Genetically modified organisms are scientifically proven to safely address issues of malnourishment in developing countries, according to Sir Richard Roberts, Nobel Prize-winning biochemist and molecular biologist.

Modern GMOs are safer than traditional plant breeding, have no scientifically proven damaging effects and have nutritional benefits, Roberts said during a lecture Thursday. Non-governmental organizations, such as the World Health Organization and UNICEF, also agree that GMOs can alleviate world poverty, Roberts said.

Critics of GMOs express concerns that the production process is too manufactured and in turn harmful to people’s health, Roberts said.

“As soon as you start to obfuscate the product and the way in which it is produced, you start to run into trouble because the method doesn’t matter,” Roberts said. “The product matters.”

Environmental science junior Kara Posso said she believes GMOs should be used because of their potential benefits.

“GMO foods, if put to use, could turn out to be more sustainable by allowing us to feed a lot of people,” Posso said. “It would also mean using fewer pesticides, which are damaging to water resources.”

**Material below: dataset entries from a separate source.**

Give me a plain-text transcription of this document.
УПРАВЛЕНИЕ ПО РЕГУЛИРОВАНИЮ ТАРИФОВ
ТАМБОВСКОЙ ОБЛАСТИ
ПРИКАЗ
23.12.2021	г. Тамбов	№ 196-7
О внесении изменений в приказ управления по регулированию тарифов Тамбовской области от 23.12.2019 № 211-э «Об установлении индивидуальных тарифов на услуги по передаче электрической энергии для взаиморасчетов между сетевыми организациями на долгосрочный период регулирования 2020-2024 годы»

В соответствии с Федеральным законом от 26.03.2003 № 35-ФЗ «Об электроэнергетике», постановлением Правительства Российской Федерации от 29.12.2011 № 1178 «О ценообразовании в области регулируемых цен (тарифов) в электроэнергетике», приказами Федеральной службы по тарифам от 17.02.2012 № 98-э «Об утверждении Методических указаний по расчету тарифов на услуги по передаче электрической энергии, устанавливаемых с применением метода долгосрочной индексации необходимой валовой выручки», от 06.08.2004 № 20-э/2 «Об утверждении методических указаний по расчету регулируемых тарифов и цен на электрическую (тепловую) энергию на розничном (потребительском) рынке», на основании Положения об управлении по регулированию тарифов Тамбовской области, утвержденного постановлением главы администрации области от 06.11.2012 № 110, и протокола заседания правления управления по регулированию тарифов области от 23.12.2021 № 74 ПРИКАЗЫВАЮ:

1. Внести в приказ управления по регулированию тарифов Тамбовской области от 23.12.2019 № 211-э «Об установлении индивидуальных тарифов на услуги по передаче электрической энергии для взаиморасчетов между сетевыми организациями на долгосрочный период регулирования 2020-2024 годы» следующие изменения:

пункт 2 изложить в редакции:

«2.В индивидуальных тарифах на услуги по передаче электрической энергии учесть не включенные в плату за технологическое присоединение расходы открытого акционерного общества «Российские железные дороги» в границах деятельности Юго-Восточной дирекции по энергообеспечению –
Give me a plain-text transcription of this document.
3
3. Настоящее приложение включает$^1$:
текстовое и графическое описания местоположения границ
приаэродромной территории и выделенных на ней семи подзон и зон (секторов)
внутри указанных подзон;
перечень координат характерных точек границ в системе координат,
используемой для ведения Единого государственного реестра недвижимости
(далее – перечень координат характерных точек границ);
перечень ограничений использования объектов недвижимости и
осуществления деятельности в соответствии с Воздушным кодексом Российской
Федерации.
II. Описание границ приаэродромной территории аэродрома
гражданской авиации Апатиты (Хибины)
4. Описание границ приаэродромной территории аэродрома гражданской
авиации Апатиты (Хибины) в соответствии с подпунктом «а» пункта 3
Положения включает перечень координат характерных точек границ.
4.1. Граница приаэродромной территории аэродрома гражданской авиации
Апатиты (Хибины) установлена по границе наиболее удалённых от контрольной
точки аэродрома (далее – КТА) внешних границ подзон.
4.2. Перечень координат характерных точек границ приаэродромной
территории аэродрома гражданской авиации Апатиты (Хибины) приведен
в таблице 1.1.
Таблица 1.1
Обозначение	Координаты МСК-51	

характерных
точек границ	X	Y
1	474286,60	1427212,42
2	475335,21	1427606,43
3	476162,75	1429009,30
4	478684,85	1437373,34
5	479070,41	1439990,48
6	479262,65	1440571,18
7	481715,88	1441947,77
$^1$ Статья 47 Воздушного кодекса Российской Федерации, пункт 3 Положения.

Golden Rice, a modified crop containing high amounts of vitamin A, could reduce vitamin A deficiencies in developing countries, a major cause of childhood blindness, according to Roberts.

However, its production has been delayed as a result of the fear and regulation surrounding GMOs, Roberts said.

“Had this been a traditionally bred plant, it would be out in the field,” Roberts said. “And so what happened is that Greenpeace, Green Parties and the public in general was so convinced that GMOs were bad [that] now we have 14 years of delay with half a million to a million children dying every year.”

The benefits of genetically modifying crops for the developing world cannot continue to be hindered by the unsubstantiated claims from Green Parties, political parties focused on environmental issues, environmental organizations, such as Greenpeace, and the resulting regulations, Roberts said.

Lauren Whitsell, aerospace engineering freshman, said she is opposed to GMOs because of the resulting economic impact on farmers.

“I don’t think we should allow GMOs because of the negative effect they have on the small town farmers,” Whitsell said. “GMOs were created by big corporations to dominate the agricultural market.”

Plan II and biology freshman Amy Ong said she attributes the reluctance attitude toward Golden Rice to the moral standards of some scientists who believe GMOs are detrimental to people’s health.

“The delay of implementation of Golden Rice, I think, can partially be attributed to the polemical role of ethics in science,” Ong said. “Golden Rice would be a great solution to vitamin A deficiencies.”